1) Racial languages suck.
2) We should do regional languages instead.
3) We should use 'language families' as a gapfill to make languages less of a barrier.
The example I used was Latin with specific local languages French, Italian, Portuguese, Romanian, and Spanish. If you speak Italian but not French you can still broadly communicate, but subtleties are lost. In reality, this isn't the case, but it's an abstraction that essentially creates a 'Partial Fluency'.
And, of course, if your campaign is pretty much set in Italy, it won't matter if the party doesn't speak Spanish when the invaders from the Iberian Peninsula attack. But even if it does come up, partial fluency means they can capture the Spanish orders and get the gist of their intentions, at least.
And then swap "Latin" for "Thorass" and "French, Italian, Portuguese, Romania, and Spanish" for "Flaenessian, Dambrathi, Balic, Barovian, and Brelish"

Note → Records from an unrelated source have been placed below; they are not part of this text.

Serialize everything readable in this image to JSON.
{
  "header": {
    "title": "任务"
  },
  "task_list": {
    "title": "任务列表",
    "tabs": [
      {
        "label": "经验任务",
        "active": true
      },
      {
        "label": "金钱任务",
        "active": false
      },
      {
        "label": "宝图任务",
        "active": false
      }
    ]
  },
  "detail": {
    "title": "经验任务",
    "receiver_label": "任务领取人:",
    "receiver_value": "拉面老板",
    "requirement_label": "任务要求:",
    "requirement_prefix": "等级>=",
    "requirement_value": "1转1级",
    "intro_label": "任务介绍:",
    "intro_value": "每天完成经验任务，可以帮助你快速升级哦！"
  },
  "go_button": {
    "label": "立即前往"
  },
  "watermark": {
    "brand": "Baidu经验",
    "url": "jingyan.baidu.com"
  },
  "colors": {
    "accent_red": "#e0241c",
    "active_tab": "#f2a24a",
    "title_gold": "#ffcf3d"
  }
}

Or, y'know, whatever setting specific languages matter.
And my point earlier is that makes perfect sense at the setting level, but there really hasn’t been a solid attempt by WotC in the 5e era to create settings. At the system level, the best you probably can do is have no languages listed, and simply say the PC will have X number of languages, based maybe on Int bonus, but the exact languages available will be given to you by the DM.